World's oldest periodic table found in St Andrews

A periodic table chart discovered at the University of St Andrews is thought to be the oldest in the world.

The chart of elements, dating from 1885, was discovered in the University’s School of Chemistry in 2014 by Dr Alan Aitken during a clear out. 

The storage area was full of chemicals, equipment and laboratory paraphernalia that had accumulated since the opening of the chemistry department at its current location in 1968. 

 Within the collection was a large, extremely fragile periodic table that flaked upon handling. 
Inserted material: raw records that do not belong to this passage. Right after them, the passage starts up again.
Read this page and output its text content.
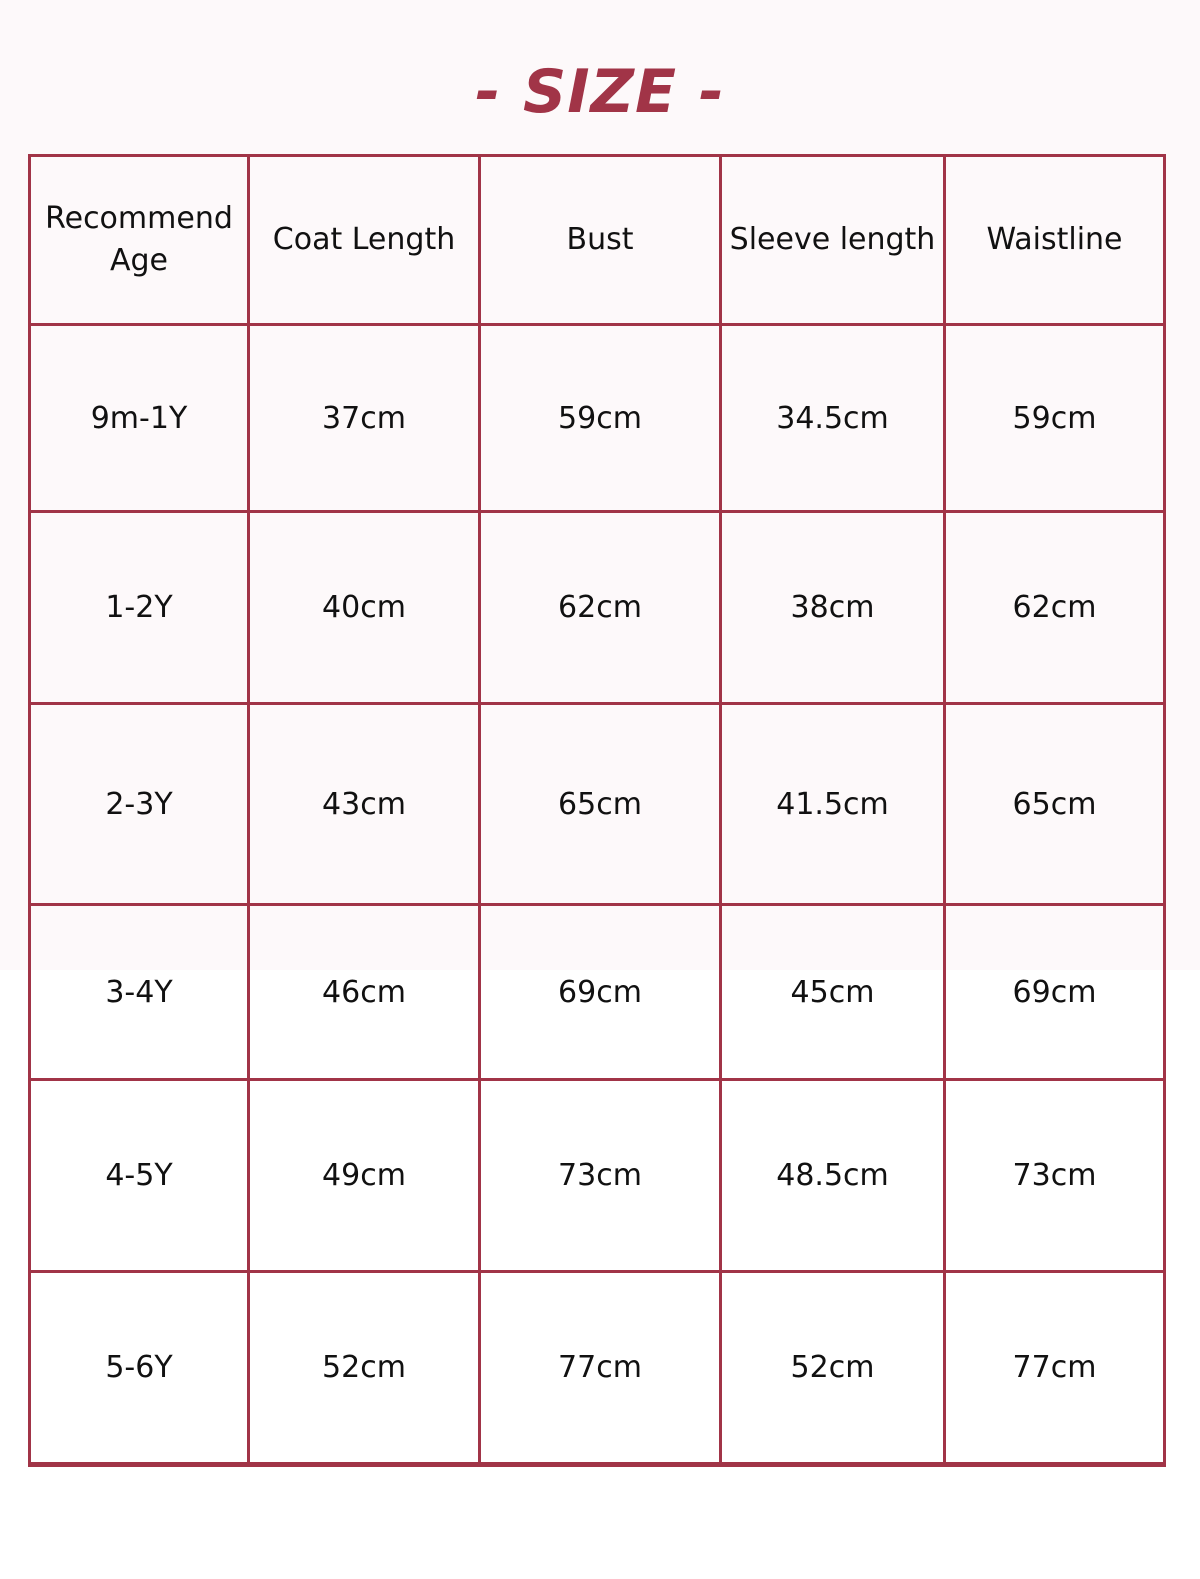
- SIZE -
Recommend Age	Coat Length	Bust	Sleeve length	Waistline
9m-1Y	37cm	59cm	34.5cm	59cm
1-2Y	40cm	62cm	38cm	62cm
2-3Y	43cm	65cm	41.5cm	65cm
3-4Y	46cm	69cm	45cm	69cm
4-5Y	49cm	73cm	48.5cm	73cm
5-6Y	52cm	77cm	52cm	77cm
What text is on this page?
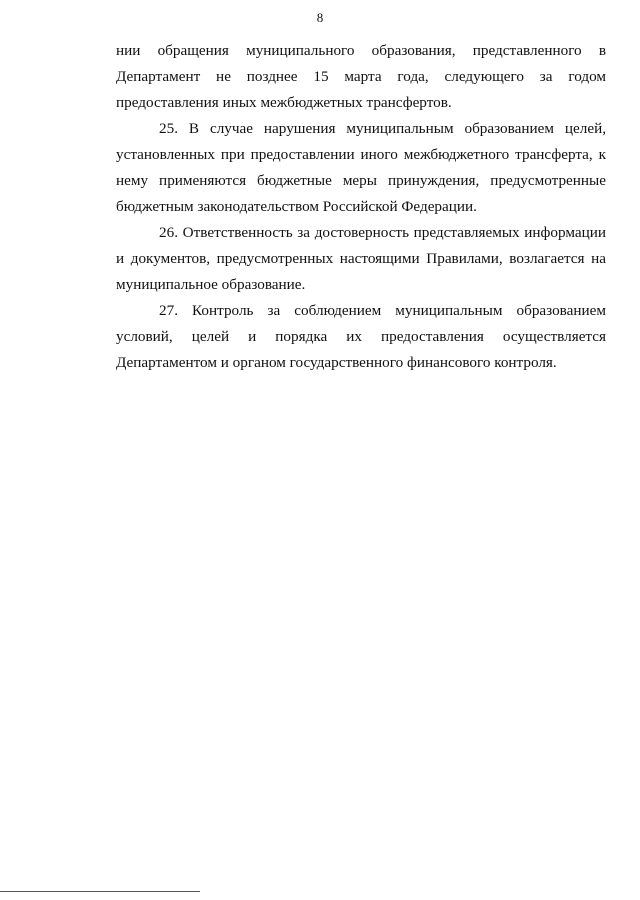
8

нии обращения муниципального образования, представленного в Департамент не позднее 15 марта года, следующего за годом предоставления иных межбюджетных трансфертов.

25. В случае нарушения муниципальным образованием целей, установленных при предоставлении иного межбюджетного трансферта, к нему применяются бюджетные меры принуждения, предусмотренные бюджетным законодательством Российской Федерации.

26. Ответственность за достоверность представляемых информации и документов, предусмотренных настоящими Правилами, возлагается на муниципальное образование.

27. Контроль за соблюдением муниципальным образованием условий, целей и порядка их предоставления осуществляется Департаментом и органом государственного финансового контроля.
Suggestions that the discovery may be the earliest surviving example of a classroom periodic table in the world meant the document required urgent attention to be authenticated, repaired and restored.

The University’s Special Collections was awarded a funding grant from the National Manuscripts Conservation Trust (NMCT) for the conservation of the chart in collaboration with private conservator Richard Hawkes (Artworks Conservation). 

The funding also allowed production of a full-size facsimile which is now on display in the School of Chemistry. 

The original periodic table has been rehoused in conservation grade material and is stored in Special Collections’ climate-controlled stores in the University.

Professor David O’Hagan, recent ex-Head of Chemistry at the University of St Andrews, said: 

“The discovery of the world’s oldest classroom periodic table at the University of St Andrews is remarkable. 

"The table will be available for research and display at the University and we have a number of events planned in 2019, which has been designated international year of the periodic table by the United Nations, to coincide with the 150th anniversary of the table’s creation by Dmitri Mendeleev.”

Gabriel Sewell, Head of Special Collections, University of St Andrews, added: “We are delighted that we now know when the oldest known periodic table chart came to St Andrews to be used in teaching.  Thanks to the generosity of the National Manuscripts Conservation Trust, the table has been preserved for current and future generations to enjoy and we look forward to making it accessible to all.”